There is a significant linear relationship between workload and VO2 during endurance exercise with an ergometer, as well as the sEMG integral values of the quadriceps muscle [23]. Action potentials during muscle contraction appear when exercise is performed via excitation-contraction coupling [33]. Therefore, the sEMG signal rose and fell immediately when the exercise was ongoing or stopped (Figure 4). However, the increase in VO2 delayed as compared to the sEMG signal, and even after the exercise was stopped, the VO2 was still higher than the resting value (Figure 4). It would be appropriate to monitor the VO2 during the whole period or day.
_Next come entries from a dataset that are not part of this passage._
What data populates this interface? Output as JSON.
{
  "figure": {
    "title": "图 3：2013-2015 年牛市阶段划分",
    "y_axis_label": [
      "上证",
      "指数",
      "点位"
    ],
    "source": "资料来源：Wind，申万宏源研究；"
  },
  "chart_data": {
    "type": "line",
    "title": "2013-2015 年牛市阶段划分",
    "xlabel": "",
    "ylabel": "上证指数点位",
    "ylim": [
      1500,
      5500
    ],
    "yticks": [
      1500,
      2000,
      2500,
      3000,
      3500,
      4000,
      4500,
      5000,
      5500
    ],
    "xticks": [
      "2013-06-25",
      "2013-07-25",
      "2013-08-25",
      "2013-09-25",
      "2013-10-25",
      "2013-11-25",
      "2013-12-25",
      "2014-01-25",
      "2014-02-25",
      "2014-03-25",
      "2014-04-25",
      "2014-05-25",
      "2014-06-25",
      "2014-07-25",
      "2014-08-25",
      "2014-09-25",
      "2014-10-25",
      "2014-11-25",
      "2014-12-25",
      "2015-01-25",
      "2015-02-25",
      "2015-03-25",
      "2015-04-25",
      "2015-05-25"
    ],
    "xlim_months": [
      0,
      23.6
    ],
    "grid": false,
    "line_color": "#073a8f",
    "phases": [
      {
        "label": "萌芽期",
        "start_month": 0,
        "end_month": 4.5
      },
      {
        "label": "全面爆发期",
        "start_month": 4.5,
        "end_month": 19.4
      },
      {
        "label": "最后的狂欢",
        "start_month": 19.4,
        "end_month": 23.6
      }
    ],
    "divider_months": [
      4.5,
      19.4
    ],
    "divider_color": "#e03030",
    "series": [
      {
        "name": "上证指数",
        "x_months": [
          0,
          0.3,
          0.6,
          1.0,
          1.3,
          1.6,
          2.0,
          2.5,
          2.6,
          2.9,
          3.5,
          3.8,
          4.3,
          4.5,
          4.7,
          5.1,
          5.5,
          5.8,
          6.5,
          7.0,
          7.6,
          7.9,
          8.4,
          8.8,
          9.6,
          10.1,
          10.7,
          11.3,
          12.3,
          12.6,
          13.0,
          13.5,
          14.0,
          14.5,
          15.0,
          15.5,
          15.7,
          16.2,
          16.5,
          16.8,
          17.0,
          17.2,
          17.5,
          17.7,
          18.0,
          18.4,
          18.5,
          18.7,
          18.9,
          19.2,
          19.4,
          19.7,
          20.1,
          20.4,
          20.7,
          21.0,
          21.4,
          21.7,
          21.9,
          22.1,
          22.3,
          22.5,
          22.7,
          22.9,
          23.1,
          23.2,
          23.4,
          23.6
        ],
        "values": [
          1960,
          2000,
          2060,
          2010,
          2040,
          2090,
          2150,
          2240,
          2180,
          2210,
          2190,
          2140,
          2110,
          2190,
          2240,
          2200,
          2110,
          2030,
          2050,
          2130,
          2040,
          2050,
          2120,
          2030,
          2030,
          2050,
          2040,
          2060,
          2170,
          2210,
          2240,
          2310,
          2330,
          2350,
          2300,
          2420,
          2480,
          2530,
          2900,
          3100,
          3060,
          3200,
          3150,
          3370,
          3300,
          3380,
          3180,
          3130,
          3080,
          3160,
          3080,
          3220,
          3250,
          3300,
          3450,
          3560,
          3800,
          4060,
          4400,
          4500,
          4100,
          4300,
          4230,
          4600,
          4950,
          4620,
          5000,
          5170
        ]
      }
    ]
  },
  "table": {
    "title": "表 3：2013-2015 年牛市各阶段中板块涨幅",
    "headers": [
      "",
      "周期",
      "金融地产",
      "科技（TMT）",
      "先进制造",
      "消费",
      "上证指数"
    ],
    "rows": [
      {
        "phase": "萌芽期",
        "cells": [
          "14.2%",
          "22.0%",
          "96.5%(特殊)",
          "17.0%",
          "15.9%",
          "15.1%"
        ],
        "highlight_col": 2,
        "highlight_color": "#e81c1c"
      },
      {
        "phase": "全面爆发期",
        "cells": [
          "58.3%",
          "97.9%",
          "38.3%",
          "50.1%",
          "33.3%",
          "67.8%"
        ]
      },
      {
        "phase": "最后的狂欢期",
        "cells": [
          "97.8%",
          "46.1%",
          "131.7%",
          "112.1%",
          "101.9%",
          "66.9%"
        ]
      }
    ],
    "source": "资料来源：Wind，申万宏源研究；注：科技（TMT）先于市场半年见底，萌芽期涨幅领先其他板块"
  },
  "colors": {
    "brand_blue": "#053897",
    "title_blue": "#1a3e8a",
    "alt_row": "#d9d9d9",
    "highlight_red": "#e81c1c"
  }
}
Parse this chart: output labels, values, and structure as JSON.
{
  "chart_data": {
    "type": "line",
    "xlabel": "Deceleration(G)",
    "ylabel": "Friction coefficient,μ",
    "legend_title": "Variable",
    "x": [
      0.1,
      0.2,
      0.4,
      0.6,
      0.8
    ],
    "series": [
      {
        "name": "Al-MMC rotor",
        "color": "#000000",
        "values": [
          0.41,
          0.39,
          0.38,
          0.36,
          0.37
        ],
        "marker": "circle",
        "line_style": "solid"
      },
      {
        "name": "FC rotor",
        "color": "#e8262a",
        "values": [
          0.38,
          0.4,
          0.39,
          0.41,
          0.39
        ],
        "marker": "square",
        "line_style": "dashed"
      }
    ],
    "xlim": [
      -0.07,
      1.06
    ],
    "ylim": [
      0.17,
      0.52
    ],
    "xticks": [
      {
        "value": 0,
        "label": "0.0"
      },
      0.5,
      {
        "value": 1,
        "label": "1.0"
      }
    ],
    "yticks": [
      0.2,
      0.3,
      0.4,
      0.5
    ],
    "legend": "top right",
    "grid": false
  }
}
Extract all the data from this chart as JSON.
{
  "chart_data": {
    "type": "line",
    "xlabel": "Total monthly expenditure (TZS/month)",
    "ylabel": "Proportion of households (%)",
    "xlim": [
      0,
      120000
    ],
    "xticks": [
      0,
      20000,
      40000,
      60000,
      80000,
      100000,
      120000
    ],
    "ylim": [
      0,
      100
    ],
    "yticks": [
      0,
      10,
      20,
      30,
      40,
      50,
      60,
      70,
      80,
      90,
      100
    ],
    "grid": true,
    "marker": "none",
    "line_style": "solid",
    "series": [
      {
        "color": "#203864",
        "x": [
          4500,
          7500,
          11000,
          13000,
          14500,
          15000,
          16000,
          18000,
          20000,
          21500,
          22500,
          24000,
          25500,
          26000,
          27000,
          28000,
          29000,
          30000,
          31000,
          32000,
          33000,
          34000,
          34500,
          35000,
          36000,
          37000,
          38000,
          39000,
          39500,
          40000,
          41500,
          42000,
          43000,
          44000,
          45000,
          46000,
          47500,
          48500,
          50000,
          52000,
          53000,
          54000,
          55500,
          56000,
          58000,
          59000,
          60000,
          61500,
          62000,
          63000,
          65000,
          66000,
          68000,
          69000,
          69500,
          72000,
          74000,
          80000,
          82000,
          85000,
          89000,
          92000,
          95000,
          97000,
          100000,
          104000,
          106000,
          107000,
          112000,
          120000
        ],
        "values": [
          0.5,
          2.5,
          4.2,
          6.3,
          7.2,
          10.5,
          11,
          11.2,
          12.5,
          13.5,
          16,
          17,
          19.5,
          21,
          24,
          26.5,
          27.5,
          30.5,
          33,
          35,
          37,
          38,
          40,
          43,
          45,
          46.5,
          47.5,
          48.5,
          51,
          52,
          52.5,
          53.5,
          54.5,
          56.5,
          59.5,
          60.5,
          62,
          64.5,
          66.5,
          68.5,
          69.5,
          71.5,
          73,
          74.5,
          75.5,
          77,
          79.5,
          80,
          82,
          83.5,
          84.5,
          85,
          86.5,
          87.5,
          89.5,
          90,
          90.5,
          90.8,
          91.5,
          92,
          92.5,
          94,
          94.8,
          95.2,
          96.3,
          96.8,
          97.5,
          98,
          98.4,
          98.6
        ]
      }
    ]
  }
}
However, measuring VO2 daily using a mask and a device has many barriers. Furthermore, if we included the summation of VO2 during the 40-min recovery, the correlation did not improve in the present study. Therefore, oxygen deficit may not be related to physical activity measured by sEMG but to energy expenditure. It can be inferred that sEMG is possibly superior to VO2 from the point of assessing effects of exercise therapy, although it involves stress due to fatigue.

5. Limitations

Our study has several limitations. First, the present study was conducted among healthy and relatively young persons. For greater versatility, individuals with relatively different body weights and patients with hemiplegia and gait disturbance should be included in the future study. Second, our findings suggested sex differences in muscle fatigue [34]. The endurance time of a fatiguing contraction with the elbow flexor muscles was less in women than in men, and the difference was related to the absolute contraction intensity [35]. The sex difference in endurance performance of isometric trunk extension was mediated by the muscle mass and strength hypothesis [36]. Third, it will be necessary to verify the measurements of quadriceps muscles other than the vastus medialis muscle. In addition, the physical activities of the upper limbs could not be detected as the electrodes were placed on the thigh.

6. Perspectives

The sEMG signal on the agonist muscle can quantify physical activities during exercise therapy, even for patients with lower activity regardless of their posture: standing, sitting, or lying on the bed. The agonist muscle is VML in ambulatory persons, but can be the deltoid or trapezius muscles in persons with spinal cord injuries.

7. Conclusions

An increase in the sEMG signal of the VML was positively correlated with VO2 during lower leg exercises, regardless of cycling exercise and treadmill walking. Furthermore, the cumulative sEMG signal of the vastus medialis was related with the cumulative VO2 in ambulatory persons during a combined exercise of lower-limb ergometer, treadmill walking, and squatting. The sEMG signal is a potential index for evaluating the amount of physical activity in exercise therapy.

Acknowledgments

The authors thank the medical staff at the Wakayama Medical University Hospital for their assistance.

Financial Disclosure

WHO Kobe Centre‘s Budget (ERC.0002978) in 2018 "Project title: Development of new assistive technologies to enhance quality of life of older people (PI: Prof. Fumihiro Tajima)"

Competing Interests

The authors have declared that no competing interests exist

Data Availability

The datasets used and/or analyzed during the current study are available from the corresponding author on reasonable request.

Author Contributions

The study was designed by YK, FT, and YN. The measurements were performed by TT, CW, MK, YF, KK, and YiK. The collected data were analyzed by TT, CW, YF, and YiK. This manuscript was drafted by TT, CW, YF, and YiK. All authors have approved the final manuscript submitted for publication and agree to be accountable for all work and interpretations and revised the manuscript.